Review Dark Tranquillity – Projector

Neues Label – neuer Stil? Fast, konnte man sagen, als DARK TRANQUILLITY nach Differenzen mit dem vorherigen Label Osmose zur Dortmunder Plattenschmiede Century Media wechselten. Regierte auf den früheren Outputs der Göteborger noch recht brachialer Death Metal, sind auf „Projector“ tatsächlich sehr viele neue Elemente vorhanden, die im ersten Moment zum Death Metal der schwedischen Schiene gar nicht so passen wollen. Langsamere Passagen, fast verträumt wirkende Keyboards und ein unglaublich emotionaler Gesang, der an vielen Stellen glasklar daherkommt zeigen Dark Tranquillity zur Jahrtausendwende.

Wie gut, dass der erste Eindruck häufig täuscht. Gleich das eröffnende „FreeCard“ belehrt Zweifler eines besseren. Eine sanfte Keyboardmelodie umgarnt den Hörer und zieht in damit unweigerlich in den Bann des Albums. Mit dem Einsetzen der Band legt auch Vocalist Mikael Stanne los, zunächst mit keifenden Grunts, später mit dem angesprochenen klaren Gesang. Gerade dieser Gegensatz zwischen Aggression und Atmosphäre macht die Sache von Anfang an interessant und es scheint so, als wenn es sich um das grundlegende Konzept zu handeln scheint. Besonders deutlich wird dies beim dritten Song „UnDo Control“, bei der sich Stanne ein phantastisches „Duell“ mit Gastsängerin Johanna Andersson liefert. Definitiv ein Höhepunkt des Albums!
Atmosphäre ist ein zweites Stichwort, welches „Projector“ sehr zutreffend charakterisiert. Und das liegt nicht am sehr präsenten Keyboard alleine, auch die Saitenfraktion schüttelt traumhafte Melodien en Masse aus dem Ärmel. Wunderbar nachzuhören ist dies bei den tollen „ThereIn“ und „To A Bitter Halt“, die eher langsam und teilweise akustisch angelegt sind, oder bei „The Sun Fired Blanks“, welches zwar durchaus heftig und aufbrausend, aber sehr berührend wirkt.

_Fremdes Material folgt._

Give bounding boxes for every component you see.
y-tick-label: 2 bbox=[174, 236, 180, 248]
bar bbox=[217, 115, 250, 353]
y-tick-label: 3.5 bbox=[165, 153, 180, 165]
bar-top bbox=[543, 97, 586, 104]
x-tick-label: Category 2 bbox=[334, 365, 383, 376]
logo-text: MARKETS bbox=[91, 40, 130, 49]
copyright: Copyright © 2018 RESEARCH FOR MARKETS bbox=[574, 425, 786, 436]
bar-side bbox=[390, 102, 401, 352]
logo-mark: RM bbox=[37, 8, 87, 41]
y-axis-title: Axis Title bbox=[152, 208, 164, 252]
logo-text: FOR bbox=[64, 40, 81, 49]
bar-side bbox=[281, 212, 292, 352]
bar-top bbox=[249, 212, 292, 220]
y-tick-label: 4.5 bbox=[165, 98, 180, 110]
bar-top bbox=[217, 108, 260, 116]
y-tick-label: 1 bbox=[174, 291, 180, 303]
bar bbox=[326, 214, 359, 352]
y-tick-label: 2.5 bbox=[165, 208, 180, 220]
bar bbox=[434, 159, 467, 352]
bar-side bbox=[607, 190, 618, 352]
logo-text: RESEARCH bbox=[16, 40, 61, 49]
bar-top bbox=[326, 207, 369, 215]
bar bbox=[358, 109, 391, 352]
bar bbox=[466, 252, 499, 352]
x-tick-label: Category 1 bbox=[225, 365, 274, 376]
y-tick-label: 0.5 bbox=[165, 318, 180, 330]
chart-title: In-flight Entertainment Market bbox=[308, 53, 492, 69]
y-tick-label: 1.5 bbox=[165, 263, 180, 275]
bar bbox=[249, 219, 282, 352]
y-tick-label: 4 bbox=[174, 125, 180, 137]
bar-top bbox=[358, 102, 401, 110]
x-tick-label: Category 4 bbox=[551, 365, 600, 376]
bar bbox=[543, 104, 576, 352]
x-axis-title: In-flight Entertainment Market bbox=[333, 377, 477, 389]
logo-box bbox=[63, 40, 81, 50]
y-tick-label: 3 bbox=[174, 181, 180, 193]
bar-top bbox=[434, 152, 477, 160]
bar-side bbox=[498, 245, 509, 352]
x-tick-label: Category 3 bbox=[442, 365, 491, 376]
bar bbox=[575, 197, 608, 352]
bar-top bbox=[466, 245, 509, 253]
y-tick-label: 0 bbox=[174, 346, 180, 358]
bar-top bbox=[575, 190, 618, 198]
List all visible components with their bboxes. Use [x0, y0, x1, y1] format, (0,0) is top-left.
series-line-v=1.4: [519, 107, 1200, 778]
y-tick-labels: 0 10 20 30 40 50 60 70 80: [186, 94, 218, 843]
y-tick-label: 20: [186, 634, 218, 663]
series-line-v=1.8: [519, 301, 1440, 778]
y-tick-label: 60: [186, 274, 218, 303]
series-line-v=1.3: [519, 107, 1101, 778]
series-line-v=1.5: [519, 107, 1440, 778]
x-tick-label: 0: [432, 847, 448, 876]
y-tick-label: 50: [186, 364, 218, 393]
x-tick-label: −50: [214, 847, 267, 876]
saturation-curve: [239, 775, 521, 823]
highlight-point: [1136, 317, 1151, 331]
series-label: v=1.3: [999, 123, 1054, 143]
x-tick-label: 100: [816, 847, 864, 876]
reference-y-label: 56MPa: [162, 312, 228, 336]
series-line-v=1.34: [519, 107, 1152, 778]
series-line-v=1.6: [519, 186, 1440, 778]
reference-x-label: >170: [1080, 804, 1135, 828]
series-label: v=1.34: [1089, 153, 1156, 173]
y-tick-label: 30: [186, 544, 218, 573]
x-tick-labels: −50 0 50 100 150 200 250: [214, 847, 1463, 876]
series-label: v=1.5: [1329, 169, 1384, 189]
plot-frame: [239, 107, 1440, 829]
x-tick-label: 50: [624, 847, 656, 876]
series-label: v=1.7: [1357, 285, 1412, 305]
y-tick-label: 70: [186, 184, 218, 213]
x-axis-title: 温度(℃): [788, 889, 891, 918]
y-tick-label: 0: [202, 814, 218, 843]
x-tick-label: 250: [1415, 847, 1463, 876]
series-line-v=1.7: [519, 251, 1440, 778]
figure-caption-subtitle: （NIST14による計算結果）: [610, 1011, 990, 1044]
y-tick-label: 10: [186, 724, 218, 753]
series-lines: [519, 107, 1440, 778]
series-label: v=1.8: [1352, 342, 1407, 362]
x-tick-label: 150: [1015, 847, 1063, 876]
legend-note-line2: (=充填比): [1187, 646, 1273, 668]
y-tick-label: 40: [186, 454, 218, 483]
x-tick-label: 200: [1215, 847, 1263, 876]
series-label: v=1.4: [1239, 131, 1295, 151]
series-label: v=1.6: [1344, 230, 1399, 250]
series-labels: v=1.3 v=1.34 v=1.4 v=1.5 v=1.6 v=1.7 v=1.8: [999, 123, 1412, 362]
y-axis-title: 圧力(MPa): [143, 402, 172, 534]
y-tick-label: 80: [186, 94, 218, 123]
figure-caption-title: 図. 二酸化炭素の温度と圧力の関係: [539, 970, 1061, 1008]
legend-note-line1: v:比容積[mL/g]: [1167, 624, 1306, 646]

Hieran haben auch die extrem persönlichen Texte von Mikael Stanne einen gehörigen Anteil. Die Songs drehen sich allesamt um Ängste, denen der Sänger während der Entstehung der Lieder erlegen war. Die Bilder, die sich vor seinen Augen projizierten, hat er in Worte und Sätze verpackt, die wahrlich unter die Haut gehen und tiefe Einblicke in die Seele des sympathischen Schweden geben. Mal wieder ein Album, bei welchem es sich lohnt, die Texte aufmerksam zu studieren, hier wird wirklich viel Intelligenz geboten.
Die gelungene Gesamtpräsentation wird durch einen fetten Sound, vor allem im Gitarrenbereich (dafür ist das Fredman Studio allerdings nicht unbekannt), und das überaus ansehnliche Booklet, für welches mal wieder Gitarrist Niklas Sundin verantwortlich war. Hier wird eine traurige, teilweise depressive und vielleicht auch verstörende Atmosphäre erzeugt, obwohl das gesamte Konzept eher minimalistisch und schlicht gehalten ist (wenn man mal von dem Live-Bild in der Mitte des Booklet mit reichlich Pyro absieht).

Unter dem Strich legten DARK TRANQUILLITY mit „Projector“ ihr bestes Album vor. Jede Menge Atmosphäre trifft auf durchdachte, abwechselungsreich gestaltete Songs, die sich in ihrer Gesamtheit, also unter Einbezug von Texten und Bildern, am besten entfalten. Klar können nicht alle Songs das Niveau der genannten Nummern halten, aber man muss auch feststellen, dass nicht ein einziger Ausfall unter den zehn Liedern, die sich über insgesamt gute 50 Minuten erstrecken, befindet.